'' Delil olarak gösterilen belgelerin incelenmesine ve sanığın maktül ile olan olayındaki detayların da incelenmesine ve bu süreçte sanığın tutukluluk halinde olmasına karar verilmiştir.'' Bu kararı duymamla oturduğum yere çöktüm ayaklarım tutmuyordu şu an. Bahadır'daydı gözlerim zaten yıkılmış olan Bahadır tam anlamıyla çökmüştü karşımda. Belki kimse ne hissettiğini bilmiyordu anlamıyordu ama ben görüyordum anlıyor hissediyordum onun kalbini. Polisler gelip kelepçe taktılar ona hiç tepki vermeden boş bir şekilde karşıya duvara bakıyordu sadece. Polisler alıp götürürlerken peşinden gittim bende önlerine geçtim bir an ''Konuşmak istiyorum müsaade eder misin lütfen.'' dedim yalvaran bir halde. Bahadır'a baktılar ''Benim konuşacak bir şeyim falan yok istemiyorum.'' dedi polise. ''Yeterince yıkıldım zaten.'' dedi ve bunu derken hem kırgın hem sinirli bir ifadeyle tam gözlerimin içine bakıyordu. Bunu demesiyle beraber bir şey diyemeden bakakaldım sadece alıp götürdüler onu. Bebeğimi kaybetmişken Bahadır'ı da kaybetmek istemiyordum.

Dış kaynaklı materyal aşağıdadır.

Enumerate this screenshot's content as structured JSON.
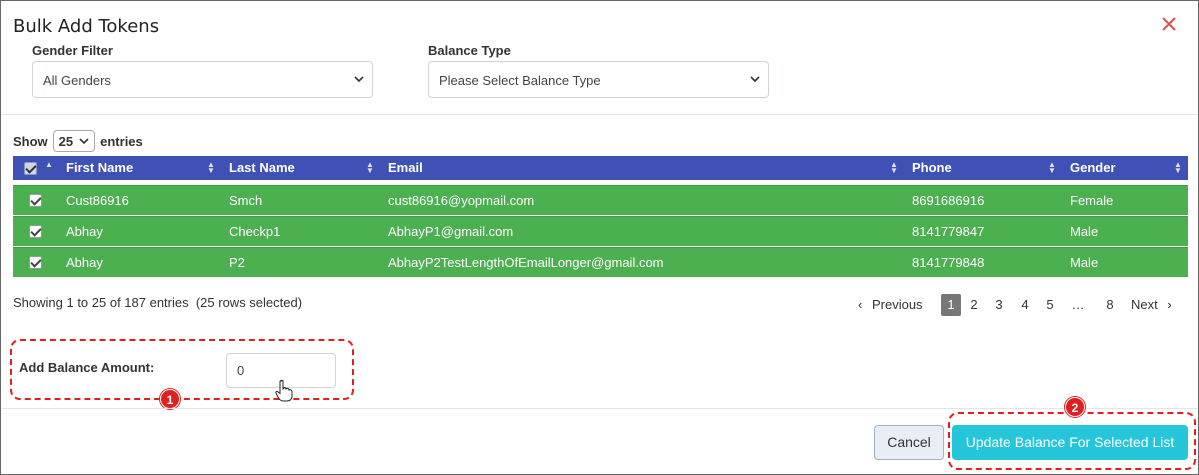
{
  "dialog": {
    "title": "Bulk Add Tokens",
    "close_icon": "close-icon"
  },
  "filters": {
    "gender_label": "Gender Filter",
    "gender_value": "All Genders",
    "balance_type_label": "Balance Type",
    "balance_type_value": "Please Select Balance Type"
  },
  "length": {
    "show": "Show",
    "value": "25",
    "entries": "entries"
  },
  "table": {
    "headers": [
      "First Name",
      "Last Name",
      "Email",
      "Phone",
      "Gender"
    ],
    "rows": [
      {
        "first": "Cust86916",
        "last": "Smch",
        "email": "cust86916@yopmail.com",
        "phone": "8691686916",
        "gender": "Female"
      },
      {
        "first": "Abhay",
        "last": "Checkp1",
        "email": "AbhayP1@gmail.com",
        "phone": "8141779847",
        "gender": "Male"
      },
      {
        "first": "Abhay",
        "last": "P2",
        "email": "AbhayP2TestLengthOfEmailLonger@gmail.com",
        "phone": "8141779848",
        "gender": "Male"
      }
    ],
    "row_color": "#4caf50",
    "header_color": "#3f51b5"
  },
  "info": "Showing 1 to 25 of 187 entries  (25 rows selected)",
  "pagination": {
    "previous": "Previous",
    "pages": [
      "1",
      "2",
      "3",
      "4",
      "5",
      "…",
      "8"
    ],
    "next": "Next"
  },
  "amount": {
    "label": "Add Balance Amount:",
    "value": "0"
  },
  "annotations": {
    "badge1": "1",
    "badge2": "2"
  },
  "buttons": {
    "cancel": "Cancel",
    "update": "Update Balance For Selected List"
  }
}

Ne yapacağımı bilemiyorum her şey çıkmaza girdi an itibariyle ve bu çıkmazdan kurtulmak epey bir zor olacaktı belki de kurtulamayacaktım. Ama artık benim devreye girmem ve Bahadır'ı oradan çıkartmak için çoğu şeyi göze alarak bir yol kat etmem gerekiyordu.
Dona kalmış halde dururken omzuma bir elin dokunmasıyla bütün düşüncelerimden sıyrılıp oraya döndüm Lara'ydı o. Göz göze geldiğim an gözümden bir damla yaş düştü ''Lara ben şimdi ne yapacağım.'' diyerek sarıldım ona sımsıkı. ''Atlatacağız birtanem hep beraber atlatacağız her şeyi.'' dedi Lara.

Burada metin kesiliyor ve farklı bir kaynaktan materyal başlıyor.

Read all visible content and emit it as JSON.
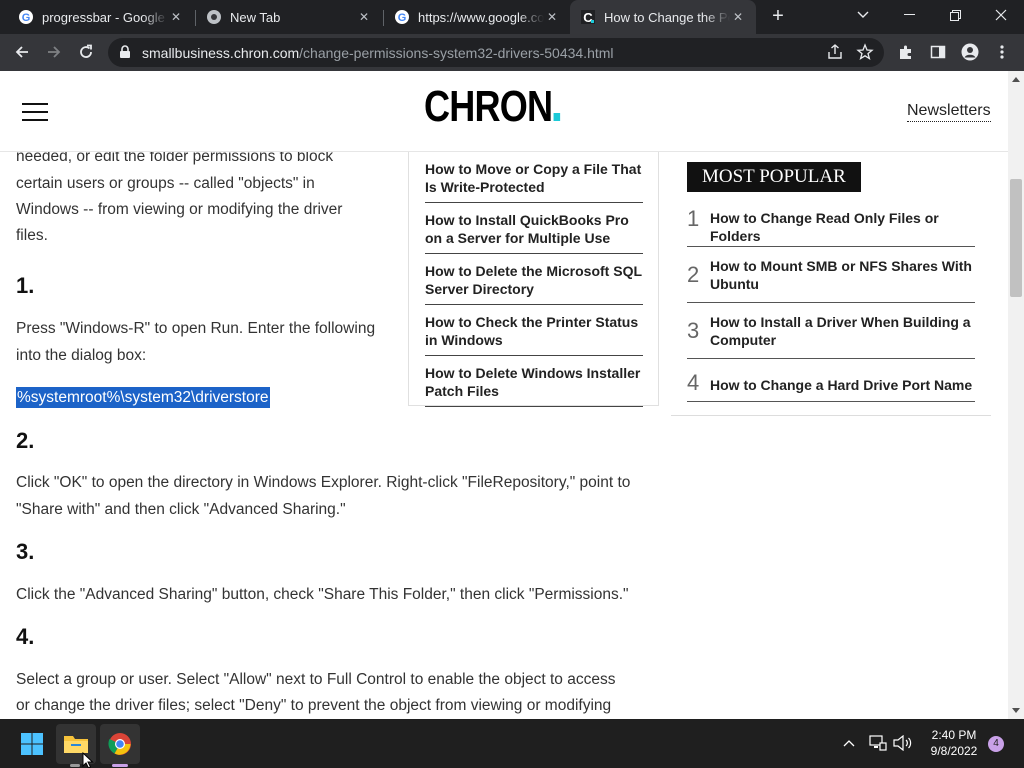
{
  "browser": {
    "tabs": [
      {
        "title": "progressbar - Google S",
        "favicon": "google-icon",
        "active": false
      },
      {
        "title": "New Tab",
        "favicon": "chrome-icon",
        "active": false
      },
      {
        "title": "https://www.google.co",
        "favicon": "google-icon",
        "active": false
      },
      {
        "title": "How to Change the Per",
        "favicon": "chron-favicon",
        "active": true
      }
    ],
    "url_host": "smallbusiness.chron.com",
    "url_path": "/change-permissions-system32-drivers-50434.html"
  },
  "site": {
    "logo": "CHRON",
    "newsletters": "Newsletters"
  },
  "article": {
    "intro_lines": [
      "needed, or edit the folder permissions to block",
      "certain users or groups -- called \"objects\" in",
      "Windows -- from viewing or modifying the driver",
      "files."
    ],
    "step1_heading": "1.",
    "step1_lines": [
      "Press \"Windows-R\" to open Run. Enter the following",
      "into the dialog box:"
    ],
    "highlight": "%systemroot%\\system32\\driverstore",
    "step2_heading": "2.",
    "step2_lines": [
      "Click \"OK\" to open the directory in Windows Explorer. Right-click \"FileRepository,\" point to",
      "\"Share with\" and then click \"Advanced Sharing.\""
    ],
    "step3_heading": "3.",
    "step3_text": "Click the \"Advanced Sharing\" button, check \"Share This Folder,\" then click \"Permissions.\"",
    "step4_heading": "4.",
    "step4_lines": [
      "Select a group or user. Select \"Allow\" next to Full Control to enable the object to access",
      "or change the driver files; select \"Deny\" to prevent the object from viewing or modifying"
    ]
  },
  "related": [
    "How to Move or Copy a File That Is Write-Protected",
    "How to Install QuickBooks Pro on a Server for Multiple Use",
    "How to Delete the Microsoft SQL Server Directory",
    "How to Check the Printer Status in Windows",
    "How to Delete Windows Installer Patch Files"
  ],
  "most_popular": {
    "label": "MOST POPULAR",
    "items": [
      {
        "num": "1",
        "title": "How to Change Read Only Files or Folders"
      },
      {
        "num": "2",
        "title": "How to Mount SMB or NFS Shares With Ubuntu"
      },
      {
        "num": "3",
        "title": "How to Install a Driver When Building a Computer"
      },
      {
        "num": "4",
        "title": "How to Change a Hard Drive Port Name"
      }
    ]
  },
  "taskbar": {
    "time": "2:40 PM",
    "date": "9/8/2022",
    "notification_count": "4"
  }
}
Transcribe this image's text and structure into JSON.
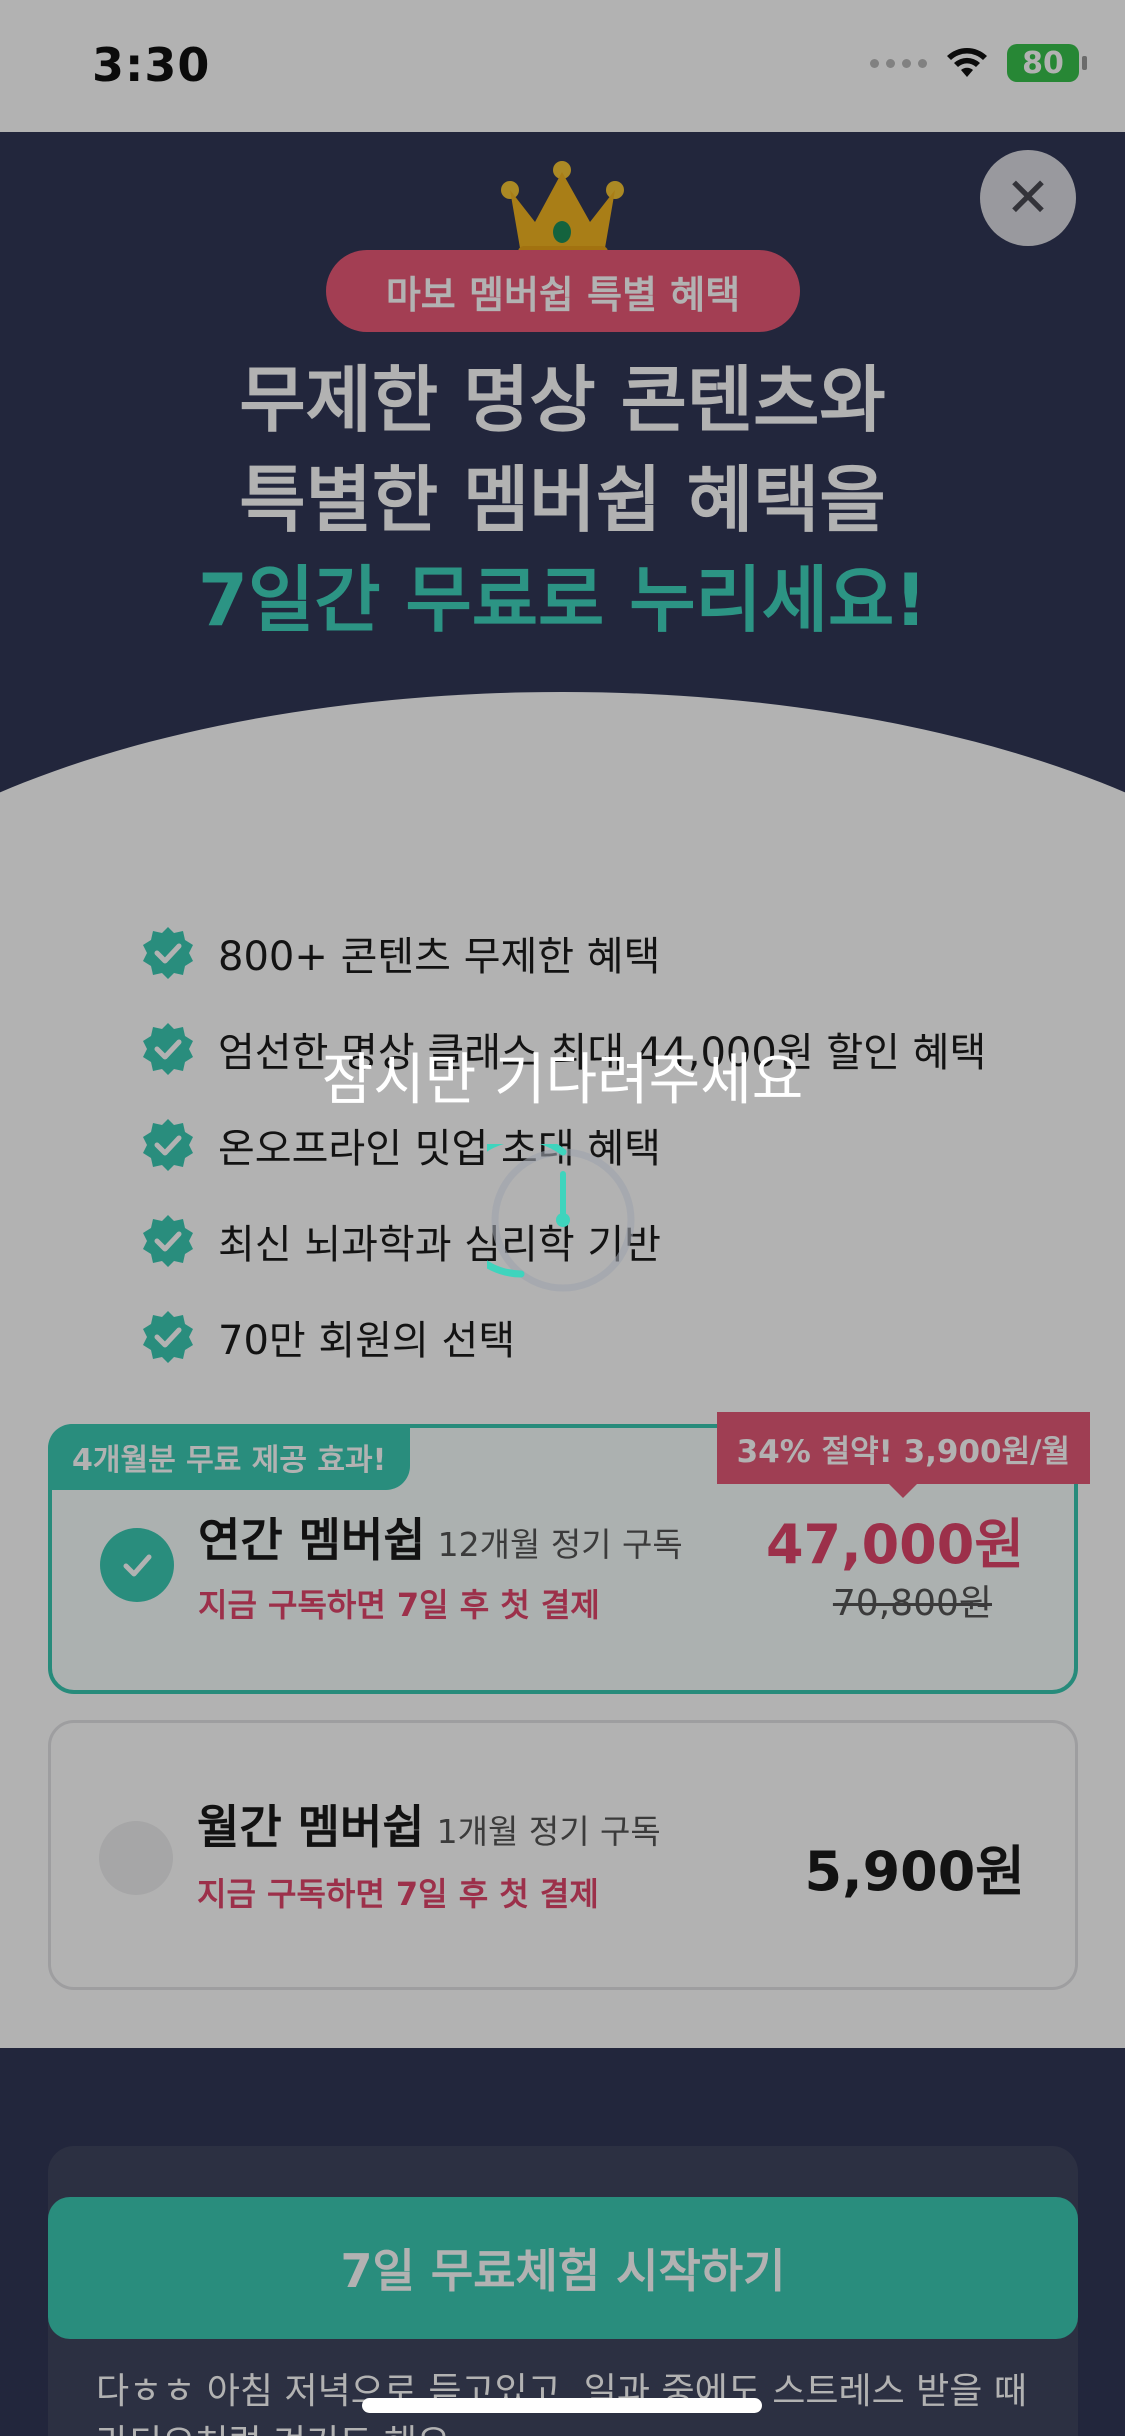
{
  "status_bar": {
    "time": "3:30",
    "battery": "80"
  },
  "hero": {
    "badge": "마보 멤버쉽 특별 혜택",
    "title_line1": "무제한 명상 콘텐츠와",
    "title_line2": "특별한 멤버쉽 혜택을",
    "title_line3": "7일간 무료로 누리세요!"
  },
  "benefits": [
    {
      "label": "800+ 콘텐츠 무제한 혜택"
    },
    {
      "label": "엄선한 명상 클래스 최대 44,000원 할인 혜택"
    },
    {
      "label": "온오프라인 밋업 초대 혜택"
    },
    {
      "label": "최신 뇌과학과 심리학 기반"
    },
    {
      "label": "70만 회원의 선택"
    }
  ],
  "plans": {
    "annual": {
      "free_badge": "4개월분 무료 제공 효과!",
      "save_badge": "34% 절약! 3,900원/월",
      "name": "연간 멤버쉽",
      "sub": "12개월 정기 구독",
      "note": "지금 구독하면 7일 후 첫 결제",
      "price": "47,000원",
      "original_price": "70,800원",
      "selected": true
    },
    "monthly": {
      "name": "월간 멤버쉽",
      "sub": "1개월 정기 구독",
      "note": "지금 구독하면 7일 후 첫 결제",
      "price": "5,900원",
      "selected": false
    }
  },
  "review": {
    "text": "다ㅎㅎ 아침 저녁으로 듣고있고, 일과 중에도 스트레스 받을 때 라디오처럼 켜기도 해요."
  },
  "cta": {
    "label": "7일 무료체험 시작하기"
  },
  "loading": {
    "message": "잠시만 기다려주세요"
  },
  "colors": {
    "accent": "#3ccab4",
    "pink": "#e0466b",
    "navy": "#313756"
  },
  "icons": [
    "crown-icon",
    "close-icon",
    "check-badge-icon",
    "spinner-icon",
    "wifi-icon",
    "battery-icon"
  ]
}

Adliyeden çıktığımızda biraz yalnız kalmak istediğimi söyleyerek yanlarından ayrıldım ve kendimi sahile attım. Sahile gelipte öylece tek başıma oturup düşünmek asla benlik şeyler değil aslında. Çünkü ben yalnız kalmayı sevmem ama bu sefer kalbim ısrarla buraya getirdi beni. Tam denizle iç içe olan taşlık bir alan vardı burada geçip oturdum oraya ve bir kulağıma kulaklığı taktım diğer kulağım da dalga sesiyle huzur bulsun istiyordum ki. Gerçi huzur şu an benim için en uzak şey ama en azından neler yapabileceğim konusunu düşünmek için sakinleştirsin kafamı. Dinlediğim şarkıda şunu diyordu;
''Hiçliğin içinde kayboldum ben
Kucakla beni ve sar yeniden''Sanki şu an beni benim hissettiklerimi dillendiriyordu şarkı.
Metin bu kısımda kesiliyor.